JULES RENARD, Journal,  1907, pages 1138-1139. 

b) [Le sujet désigne une personne]  Renvoyer à plus tard une décision la concernant elle-même : 

Ø 33. Il se torturait à découvrir par quel moyen lui faire sa déclaration; et, toujours hésitant entre la crainte de lui déplaire et la honte d'être si pusillanime, il en pleurait de découragement et de désirs. Puis il prenait des décisions énergiques; il écrivait des lettres qu'il déchirait, s'ajournait à des époques qu'il reculait.

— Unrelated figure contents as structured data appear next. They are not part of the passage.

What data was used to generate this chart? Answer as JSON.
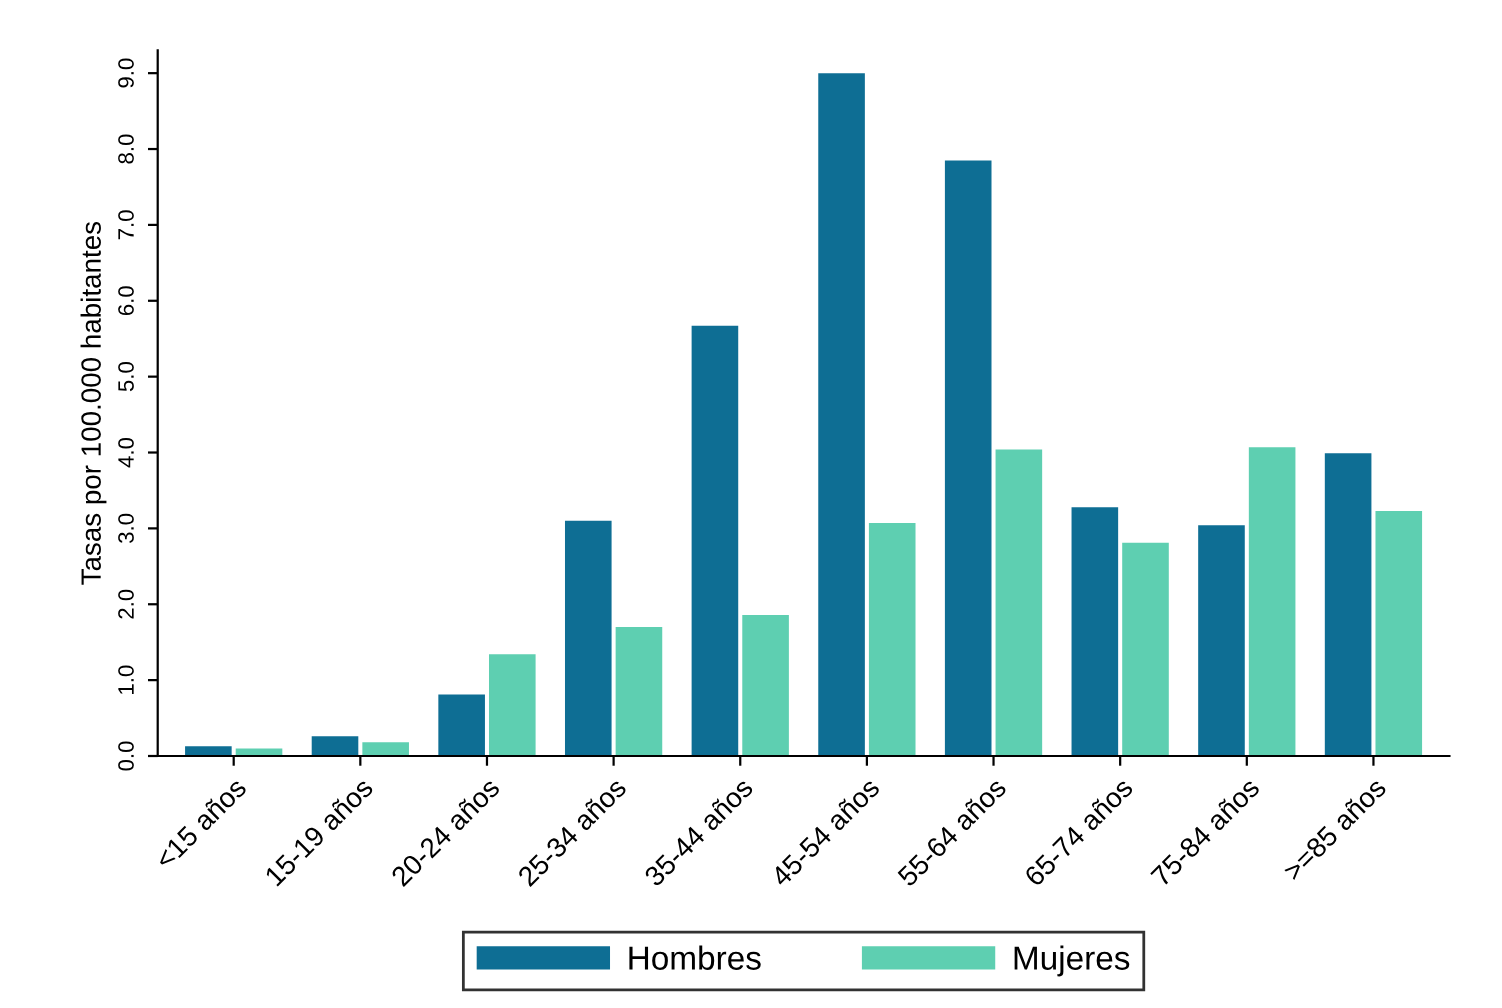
{
  "chart_data": {
    "type": "bar",
    "ylabel": "Tasas por 100.000 habitantes",
    "categories": [
      "<15 años",
      "15-19 años",
      "20-24 años",
      "25-34 años",
      "35-44 años",
      "45-54 años",
      "55-64 años",
      "65-74 años",
      "75-84 años",
      ">=85 años"
    ],
    "series": [
      {
        "name": "Hombres",
        "color": "#0e6e94",
        "values": [
          0.13,
          0.26,
          0.81,
          3.1,
          5.67,
          9.0,
          7.85,
          3.28,
          3.04,
          3.99
        ]
      },
      {
        "name": "Mujeres",
        "color": "#5ecfb1",
        "values": [
          0.1,
          0.18,
          1.34,
          1.7,
          1.86,
          3.07,
          4.04,
          2.81,
          4.07,
          3.23
        ]
      }
    ],
    "ylim": [
      0,
      9.3
    ],
    "yticks": [
      {
        "value": 0,
        "label": "0.0"
      },
      {
        "value": 1,
        "label": "1.0"
      },
      {
        "value": 2,
        "label": "2.0"
      },
      {
        "value": 3,
        "label": "3.0"
      },
      {
        "value": 4,
        "label": "4.0"
      },
      {
        "value": 5,
        "label": "5.0"
      },
      {
        "value": 6,
        "label": "6.0"
      },
      {
        "value": 7,
        "label": "7.0"
      },
      {
        "value": 8,
        "label": "8.0"
      },
      {
        "value": 9,
        "label": "9.0"
      }
    ],
    "grid": false,
    "legend": "bottom"
  }
}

GUSTAVE FLAUBERT, Madame Bovary, tome 1, 1857, page 114. 

2. Emploi passif.  [Le sujet désigne une chose abstraite] :

Ø 34. La chute primitive, la tradition éparse et l'attente des justes avant le Messie, la rédemption par l'homme-dieu, la perpétuité de transmission par l'Église, la foi aux sacrements, étaient des points sur lesquels mon esprit ne contestait pas. Le reste qui faisait embarras s'ajournait aisément, ou s'aplanissait encore, à l'envisager avec simplicité, et seulement au fur et à mesure du cas particulier et de la pratique effective.

CHARLES-AUGUSTIN SAINTE-BEUVE, Volupté, tome 2, 1834, page 176. 

STATISTIQUES : Fréquence absolue littéraire : 343. Fréquence relative littéraire : XIXe.  siècle : a) 517, b) 841; XXe.  siècle : a) 346, b) 356.